…A Chinese Proverb…
((from a Dec. 1, 1985 conference)

[I heard a Chinese proverb once.]  The proverb says this:  “When there is a finger pointing at the moon, a fool looks at the finger.” . . .

I think it is no exaggeration to say that everything that exists or ever has existed, all of creation as we know it on earth, is nothing else but a finger pointing not to the moon, nor the sun, but to God.  If God’s purpose is not only to be the origin of everything, but that everything should return to Him, then it is obvious that the instruction of St. Paul about keeping our eyes on the things that are above and not on the things of this earth could be seen as an attempt to stop us from looking at the means whereby we are to get to God as if they were our goal. . . .

We are a pilgrim people on earth, and the Church on earth is a pilgrim Church, and a pilgrim is someone who goes somewhere, who is making for a distant goal.  His eyes are not on the present reality except to use it as a means to move him forward. . .

St.
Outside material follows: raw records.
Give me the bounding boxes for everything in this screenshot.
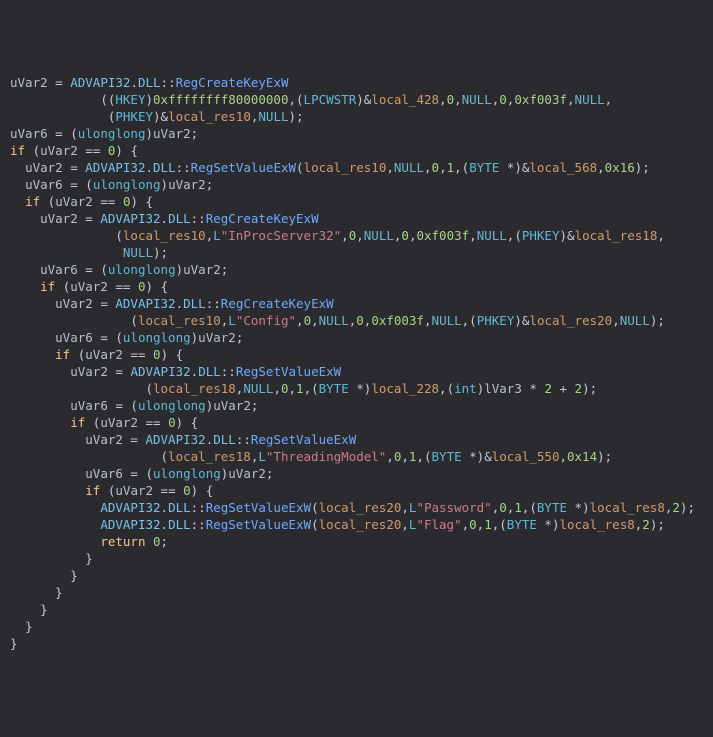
code-line: uVar6 = (ulonglong)uVar2; (10, 397, 703, 414)
code-line: (local_res18,L"ThreadingModel",0,1,(BYTE… (10, 448, 703, 465)
code-line: uVar6 = (ulonglong)uVar2; (10, 125, 703, 142)
decompiled-code-view: uVar2 = ADVAPI32.DLL::RegCreateKeyExW ((… (10, 74, 703, 652)
code-line: if (uVar2 == 0) { (10, 193, 703, 210)
code-line: } (10, 635, 703, 652)
code-line: } (10, 584, 703, 601)
code-line: uVar2 = ADVAPI32.DLL::RegSetValueExW (10, 431, 703, 448)
code-line: if (uVar2 == 0) { (10, 142, 703, 159)
code-line: uVar2 = ADVAPI32.DLL::RegSetValueExW(loc… (10, 159, 703, 176)
code-line: if (uVar2 == 0) { (10, 414, 703, 431)
code-line: (PHKEY)&local_res10,NULL); (10, 108, 703, 125)
code-line: uVar6 = (ulonglong)uVar2; (10, 329, 703, 346)
code-line: uVar6 = (ulonglong)uVar2; (10, 465, 703, 482)
code-line: } (10, 618, 703, 635)
code-line: ADVAPI32.DLL::RegSetValueExW(local_res20… (10, 516, 703, 533)
code-line: if (uVar2 == 0) { (10, 482, 703, 499)
code-line: (local_res18,NULL,0,1,(BYTE *)local_228,… (10, 380, 703, 397)
code-line: uVar2 = ADVAPI32.DLL::RegCreateKeyExW (10, 74, 703, 91)
code-line: } (10, 601, 703, 618)
code-line: uVar2 = ADVAPI32.DLL::RegCreateKeyExW (10, 295, 703, 312)
code-line: } (10, 550, 703, 567)
code-line: if (uVar2 == 0) { (10, 278, 703, 295)
code-line: if (uVar2 == 0) { (10, 346, 703, 363)
code-line: NULL); (10, 244, 703, 261)
code-line: (local_res10,L"Config",0,NULL,0,0xf003f,… (10, 312, 703, 329)
code-line: return 0; (10, 533, 703, 550)
code-line: uVar2 = ADVAPI32.DLL::RegCreateKeyExW (10, 210, 703, 227)
code-line: ((HKEY)0xffffffff80000000,(LPCWSTR)&loca… (10, 91, 703, 108)
code-line: ADVAPI32.DLL::RegSetValueExW(local_res20… (10, 499, 703, 516)
code-line: uVar2 = ADVAPI32.DLL::RegSetValueExW (10, 363, 703, 380)
code-line: } (10, 567, 703, 584)
code-line: (local_res10,L"InProcServer32",0,NULL,0,… (10, 227, 703, 244)
code-line: uVar6 = (ulonglong)uVar2; (10, 261, 703, 278)
code-line: uVar6 = (ulonglong)uVar2; (10, 176, 703, 193)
Paul, like an athlete, kept his eyes on the goal, the prize to which he was running.  He did not look back to see how well he had run in the past. . .

Absolutely everything that exists, all we see and know about, all that is, in any way, is not only God’s personal property, but He made it out of nothing for His own purposes, the purposes of divine love.  Each of us as a person is an entire universe, is so valuable to God that He sent His Son to live and die for us.  He wants us to be with Him in this life and in the next.  It is an implicit insult to God to consider oneself unimportant to God, and if you are important to God, what else could possibly matter?

We ought to kneel in prayer with the most firm and calm and happy consciousness that we belong to God, that He claims us, that He cares for us, that He loves us to remember Him and be with Him by faith.  We ought to be very pleased to rest in peace with Him, to rest in silence and pregnant inactivity as He gives us new life in the depths of our spirit.  So sure of God we ought to be that even if we do not seem able to pray at all, we can just rest in faith, rest without feeling, adoring God not in words or sentiments or ideas and images, but in spirit and in truth, that is to say in firm and effortless faith.

When there is a finger pointing at the moon, only a fool looks at the finger.  The whole of creation points to God, and so, very deeply, does your own reality as the person you are, with all your history and all your upsets, and all your joys.  Do not look at yourself.  Look at God.  After all, He is looking at you, looking for you, looking after you.  Lord, here I am!